FCC Votes to Let AT&T;, Regionals Offer Array of Services
The Federal Communications Commission, in a major ruling, voted Thursday to help clear the way for AT&T; and the former Bell System companies to offer their customers an array of new services from voice messages to home burglar alarms.
By a unanimous decision, the commission eliminated a controversial requirement that the local Bell telephone companies establish separate subsidiaries to offer new information services.
The telephone companies have complained that separate subsidiaries were too costly to operate and stymied innovation. With the commission’s ruling, the telephone companies would be able to incorporate these technological advances into their computerized telephone networks.
FCC Chairman Mark S. Fowler said the decision would “push out the frontiers of competition in telecommunication in the United States.”
Fowler also predicted that consumers could expect to see a “significant” decrease in their local telephone rates as the companies spread their operating costs over more services.
While removing the separate-subsidiary restriction, however, the commission said it would require the telephone companies to use new accounting programs and follow other safeguards to ensure that no new service is subsidized by revenue from basic telephone rates.
FCC officials and telephone industry executives cautioned that few new services will be available to consumers in the near future because of other restrictions on those services included in the federal decree that broke up AT&T; two years ago.
The federal judge who oversees the decree would first have to agree to the changes.
The FCC action, however, is certain to add momentum to the push for changes on Capitol Hill, where 150 members have endorsed legislation to eliminate the decree’s restrictions on information services as well the ability of the companies to manufacture telephone equipment.

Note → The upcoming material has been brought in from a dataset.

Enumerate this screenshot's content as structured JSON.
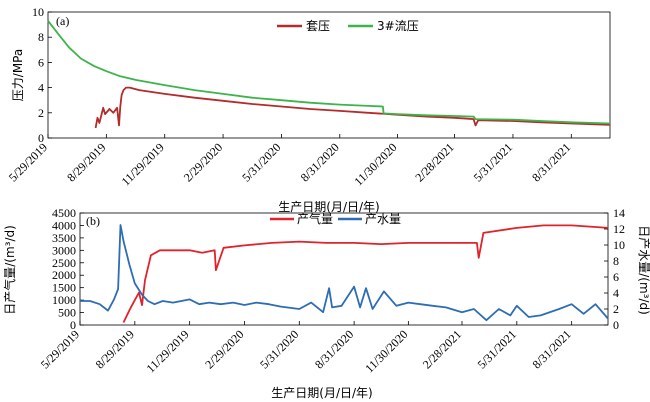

The Bell telephone companies, reorganized into seven independent regional companies by the divestiture and increasingly anxious to provide new computerized information services, applauded the commission ruling.
Ivan G. Seidenberg, vice president of New York-based Nynex, said the commission recognized that such regulatory safeguards “are no longer appropriate in today’s high-technology and competitive telecommunications environment.”
Pacific Telesis, the parent company of Pacific Bell, called the action “an important first step in bringing more services to the marketplace and in keeping those services affordable.”
“We’re extremely pleased,” Mary T. Hallisy, a spokesman for the company, said of the FCC ruling. She added, however, that there is little that Pacific Telesis can offer to consumers until the court-approved divestiture decree is modified.
Pacific Bell, among others, has wanted to offer voice mail, a service where callers could leave a verbal message, forward messages to others or delay the time when the message would be delivered.
Other potential new services include home burglar and fire alarms, a health service that could monitor a sleeping person’s heart and services that could monitor heat or electricity use away from home.
The commission became increasingly involved in this area as computer technology began to merge with telephones. In 1980, the FCC required the telephone companies to keep their basic regulated telephone business structurally separate from any “enhanced services"--those offered over transmission lines using computers--and prevent telephone revenue from being used to subsidize the new businesses.
With the 1984 divestiture of AT&T;, the regional telephone companies were required to keep their telephone businesses separate from the myriad other activities--from mobile telephone service to real estate--that they have been allowed to enter.
Last year, in a proceeding officially known as Computer III, the commission agreed to review the separate-subsidiary policy because of myriad technological changes, increased competition and the breakup of AT&T.;
As part of the plan approved Thursday, the FCC said the companies must file by February, 1988, their master plans for how they would offer new services, including provisions to assure that competitors would have the same access to their telephone networks to offer these new services. In the interim, they can apply to the FCC for approval of individual services.
The commission also asked for public comments on several unresolved issues, including whether allowing different kinds of computers to talk to each other should continue to be considered as a new service and whether other large independent telephone companies should be subject to these new safeguards.